I also saw a picture of Laurie and I. I realized that if we didn’t do something different with our marriage, we could end up like my mom and dad.  I decided that weekend that I would not let that happen.


I realized that I needed to be more intentional in my oneness with her. We have tried to be more intentional in our marriage ever since then by spending quality time together, dating each other, dong things together, and having fun together


Vertical Relationship With Jesus our Primary Passion


We realized that we had to put our vertical relationship with Jesus first in our relationships and make Him our primary passion. Jesus would then help us in our horizontal relationships with each other by putting our relationship with each other second after Jesus and put children third and all other relationships after that.  Basketball, teaching and other activities had to be down the line if we to make our marriage work.
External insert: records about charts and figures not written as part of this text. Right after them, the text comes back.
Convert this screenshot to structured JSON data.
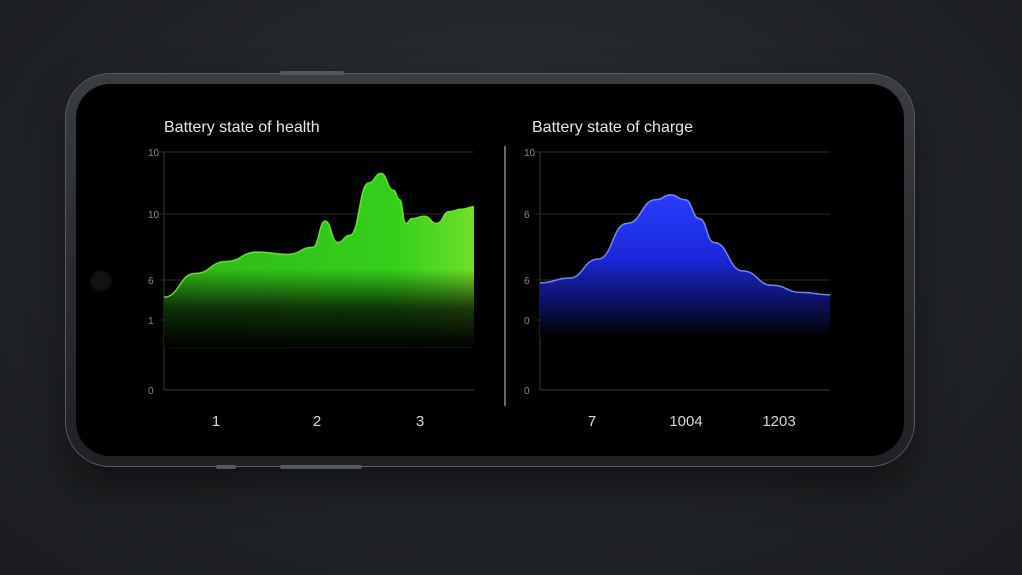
{
  "chart_data": [
    {
      "type": "area",
      "title": "Battery state of health",
      "xlabel": "",
      "ylabel": "",
      "x_ticks": [
        "1",
        "2",
        "3"
      ],
      "y_ticks": [
        "10",
        "10",
        "6",
        "1",
        "0"
      ],
      "x": [
        0,
        0.1,
        0.2,
        0.3,
        0.4,
        0.48,
        0.52,
        0.56,
        0.6,
        0.66,
        0.7,
        0.74,
        0.76,
        0.78,
        0.8,
        0.84,
        0.88,
        0.92,
        0.96,
        1.0
      ],
      "values": [
        0.39,
        0.49,
        0.54,
        0.58,
        0.57,
        0.6,
        0.71,
        0.62,
        0.65,
        0.87,
        0.91,
        0.84,
        0.8,
        0.7,
        0.72,
        0.73,
        0.7,
        0.75,
        0.76,
        0.77
      ],
      "color": "#3ec51f",
      "grid": true
    },
    {
      "type": "area",
      "title": "Battery state of charge",
      "xlabel": "",
      "ylabel": "",
      "x_ticks": [
        "7",
        "1004",
        "1203"
      ],
      "y_ticks": [
        "10",
        "6",
        "6",
        "0",
        "0"
      ],
      "x": [
        0,
        0.1,
        0.2,
        0.3,
        0.4,
        0.45,
        0.5,
        0.55,
        0.6,
        0.7,
        0.8,
        0.9,
        1.0
      ],
      "values": [
        0.45,
        0.47,
        0.55,
        0.7,
        0.8,
        0.82,
        0.8,
        0.72,
        0.62,
        0.5,
        0.44,
        0.41,
        0.4
      ],
      "color": "#1c2cff",
      "grid": true
    }
  ]
}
It has been found that there’s no statistical difference in happiness between arranged-marriages and love-choice based marriages. Studies show that arranged-marriage partners are nearly twice as compassionate to each other 10 years in.


Why is that?  It should not be!


“What makes arranged marriages work can be summed up in one word: Intentional Commitment. This often means that commitment to be intentional to work through issues is often put before personal needs and feelings,” explains psychologist Dr. Joseph Cilona, weighing in on Lifetime TV show, 'Married at First Sight'.


Marriages Under Attack


Listen, marriages are under attack.  There is an enemy that wants to steal, kill and destroy it.  Please, be intentional in your oneness.  You’ll be glad you did.  It’ll bless you and your family and generations to come.